O objetivo foi entregar um arrazoado expondo os motivos de nossa discordância quanto às mudanças propostas na minuta de resolução que redefine o número de deputados federais e estaduais a partir das eleições de outubro deste ano. De acordo com a minuta, do ministro Arnaldo Versiani, também presente ao encontro, para se readequar aos atuais tamanhos das populações estaduais, o Maranhão teria reduzida sua bancada de 18 para 17 deputados. Rio de Janeiro e a Paraíba passarão a ter dois deputados federais a menos. Rio Grande do Sul, Paraná, Goiás, Pernambuco e Piauí perderão também um deputado federal. Em contrapartida, a bancada do Pará passar a ter mais três deputados. Minas Gerais crescerá sua bancada com mais dois. E Amazonas, Rio Grande do Norte, Ceará, Bahia e Santa Catarina terão, cada um, mais um parlamentar na Câmara. Os demais estados permanecem inalterados.
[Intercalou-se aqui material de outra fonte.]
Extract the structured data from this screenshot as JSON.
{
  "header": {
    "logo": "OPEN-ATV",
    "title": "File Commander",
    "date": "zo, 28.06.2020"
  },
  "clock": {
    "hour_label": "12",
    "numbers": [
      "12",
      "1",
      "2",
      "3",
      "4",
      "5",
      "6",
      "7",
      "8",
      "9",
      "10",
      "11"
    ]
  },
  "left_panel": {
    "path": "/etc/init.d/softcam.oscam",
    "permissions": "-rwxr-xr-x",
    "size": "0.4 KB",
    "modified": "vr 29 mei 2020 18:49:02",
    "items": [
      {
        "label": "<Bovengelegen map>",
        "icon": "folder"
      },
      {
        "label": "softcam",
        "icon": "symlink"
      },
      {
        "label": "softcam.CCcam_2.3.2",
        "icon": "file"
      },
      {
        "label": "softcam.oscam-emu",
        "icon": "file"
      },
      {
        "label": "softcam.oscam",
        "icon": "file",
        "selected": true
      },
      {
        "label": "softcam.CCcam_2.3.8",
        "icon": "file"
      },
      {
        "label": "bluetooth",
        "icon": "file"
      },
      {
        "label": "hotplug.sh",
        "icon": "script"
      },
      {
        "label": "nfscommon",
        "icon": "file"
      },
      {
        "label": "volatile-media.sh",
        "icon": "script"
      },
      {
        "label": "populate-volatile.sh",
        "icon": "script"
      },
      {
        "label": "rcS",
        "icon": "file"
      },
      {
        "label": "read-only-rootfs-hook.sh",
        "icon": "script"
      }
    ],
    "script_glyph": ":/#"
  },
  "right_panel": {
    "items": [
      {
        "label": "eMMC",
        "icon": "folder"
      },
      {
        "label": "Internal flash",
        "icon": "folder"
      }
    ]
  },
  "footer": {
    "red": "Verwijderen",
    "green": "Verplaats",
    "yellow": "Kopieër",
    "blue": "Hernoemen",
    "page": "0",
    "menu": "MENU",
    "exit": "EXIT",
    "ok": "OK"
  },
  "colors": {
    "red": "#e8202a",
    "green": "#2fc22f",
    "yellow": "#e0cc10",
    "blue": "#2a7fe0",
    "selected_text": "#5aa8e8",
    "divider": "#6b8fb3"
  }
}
Os argumentos políticos e jurídicos foram expostos pelo deputado Flavio Dino. Presentes também, do Maranhão, os deputados Domingos Dutra, Zequinha Sarney e Pedro Fernandes. Nossa questão de fundo é a inconstitucionalidade da medida, há menos de um ano das eleições, em flagrante desacordo com o que diz a lei, segundo antecedente recentemente reconhecido no caso da PEC dos vereadores.
Nada contra que se faça esse recálculo, como determina o princípio da representação. Mas que seja feito depois do Censo de 2010, quando teremos um quadro mais apurado da distribuição das populações em nosso território.
Senti boa acolhida para os nossos argumentos e espero que o TSE não provoque a instabilidade jurídica e política que decorreria de uma medida tomada às vésperas das eleições.